Die beim DSB-Bundestag 1968 unter der Leitung von Dr. Claus Hess ins Leben gerufene Arbeitskommission zur Gewinnung von Führungsnachwuchskräften im Sport legte ein Jahr später ihre entsprechende Entwicklungsstudie vor. Darin hieß es u. a.: "Die Zeit des autoritären Führungsstils, wie er noch für die Vergangenheit genügte, ist längst vorüber. Die Sportführung 'aus der Aktentasche', unklare Anweisungen und Geheimnistuerei haben dazu geführt, dass der deutsche Sport sich einem Fehlbestand an Führungskräften gegenübersieht. ... Einige Sätze in der Studie mögen manchen ergrauten ehrenamtlichen Funktionären ... provokatorisch erscheinen. Aber es geht darum, unbedingt einen Umdenkungsprozess zu vollziehen ... Andere Institutionen wie etwa die Kirchen, die Wissenschaft und vor allem die Wirtschaft haben das bereits früher erkannt und gelöst." Als erste Konsequenz wurde in der Hauptverwaltung des DSB 1969 ein Bildungsreferat eingerichtet, das die Ergebnisse der Studie in die Praxis umsetzen sollte.

Unter dem Vorsitz von DSB- und NOK-Präsident Willi Daume erzielten die Verhandlungskommissionen beider Organisationen völlige Übereinkunft über ihre künftige Zusammenarbeit und die Abgrenzung der Kompetenzen und trafen darüber eine Vereinbarung in fünf Punkten. Darin wurde u. a. die Bau- und Rechtsträgerschaft für das neue Haus des Sports in Frankfurt festgelegt und eine ständige Koordinierung der Führungsarbeit durch die beiden Geschäftsführenden Präsidenten abgesprochen. Für überfachliche internationale Aufgaben wurde eine gemeinsame Kommission von NOK und DSB gebildet.

Bei der turnusmäßigen Hauptversammlung in Köln wurde Willi Daume zum dritten Male zum NOK-Präsidenten gewählt und Josef Neckermann, der Vorsitzende der Stiftung Deutsche Sporthilfe, zum Persönlichen NOK-Mitglied berufen. Dem Münchner OK-Generalsekretär Herbert Kunze, der sich persönlichen Angriffen ausgesetzt gesehen hatte, wurde von Daume und der Hauptversammlung das volle Vertrauen ausgesprochen.

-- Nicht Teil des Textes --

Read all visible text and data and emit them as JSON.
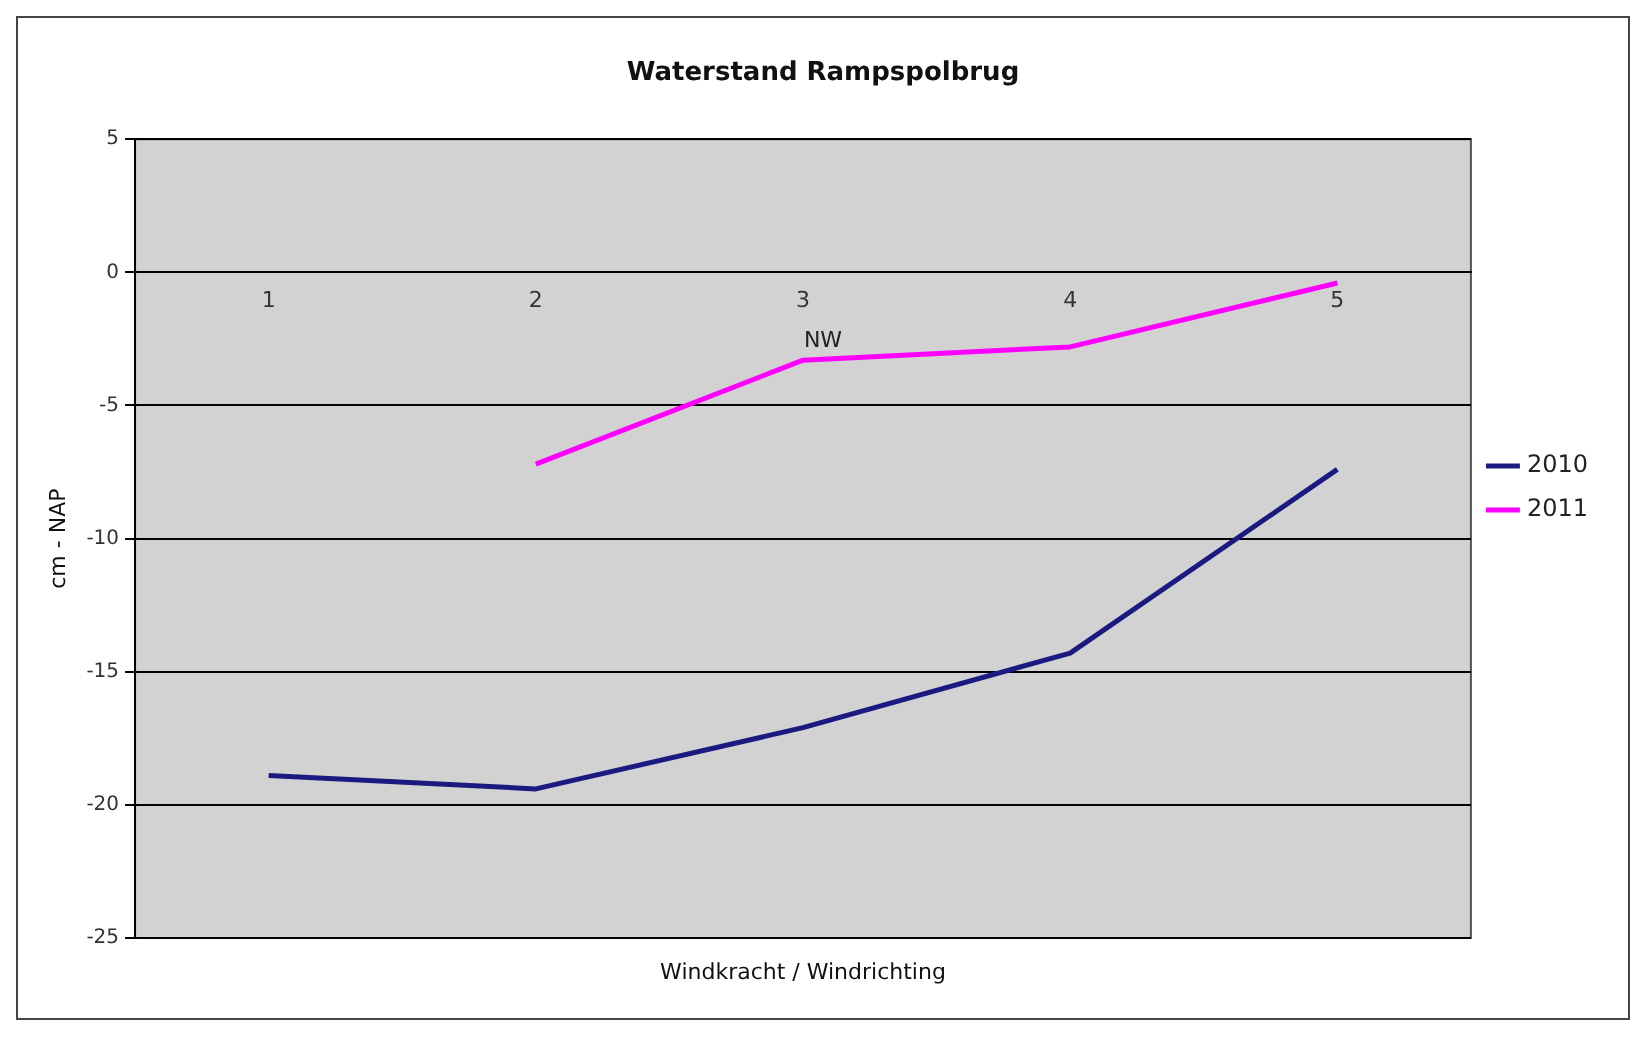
{
  "chart_data": {
    "type": "line",
    "title": "Waterstand Rampspolbrug",
    "xlabel": "Windkracht / Windrichting",
    "ylabel": "cm - NAP",
    "categories": [
      "1",
      "2",
      "3",
      "4",
      "5"
    ],
    "series": [
      {
        "name": "2010",
        "color": "#1a1a80",
        "values": [
          -18.9,
          -19.4,
          -17.1,
          -14.3,
          -7.4
        ]
      },
      {
        "name": "2011",
        "color": "#ff00ff",
        "values": [
          null,
          -7.2,
          -3.3,
          -2.8,
          -0.4
        ]
      }
    ],
    "ylim": [
      -25,
      5
    ],
    "yticks": [
      -25,
      -20,
      -15,
      -10,
      -5,
      0,
      5
    ],
    "grid": "y",
    "legend": "right",
    "marker": "none",
    "line_style": "solid",
    "annotations": [
      {
        "text": "NW",
        "x": "3",
        "y": -3.3
      }
    ]
  }
}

Bundestag bildet "1. Sonderausschuss für Sport und Olympische Spiele"

Politische Anerkennung erfuhr der deutsche Sport dann zum Jahresende 1969 gleich in doppelter Hinsicht. Erstmals wurde die Sportförderung auch im Rahmen einer Regierungserklärung vor dem Deutschen Bundestag angesprochen. Willy Brandt (SPD) als neugewählter Bundeskanzler und Chef einer SPD/FDP-Koalition betonte am 28. Oktober vor dem Parlament, dass der Förderung des Sports "besondere Aufmerksamkeit" gewidmet werden solle, "ohne von dem Grundsatz abzulassen, dass der Sport von staatlicher Bevormundung freibleiben muss". Mit den

1972 in München und Kiel bevorstehenden Olympischen Spielen habe man - so der Regierungschef - die Chance, "der Weltöffentlichkeit das moderne Deutschland vorzustellen". Brandt betonte ferner, dass die Bundesregierung auch die Bildung einer Deutschen Sportkonferenz mit Vertretern des Deutschen Sportbundes, der Länder und der Kommunen befürworte, die die Koordinierung aller Sportmaßnahmen ermöglichen werde.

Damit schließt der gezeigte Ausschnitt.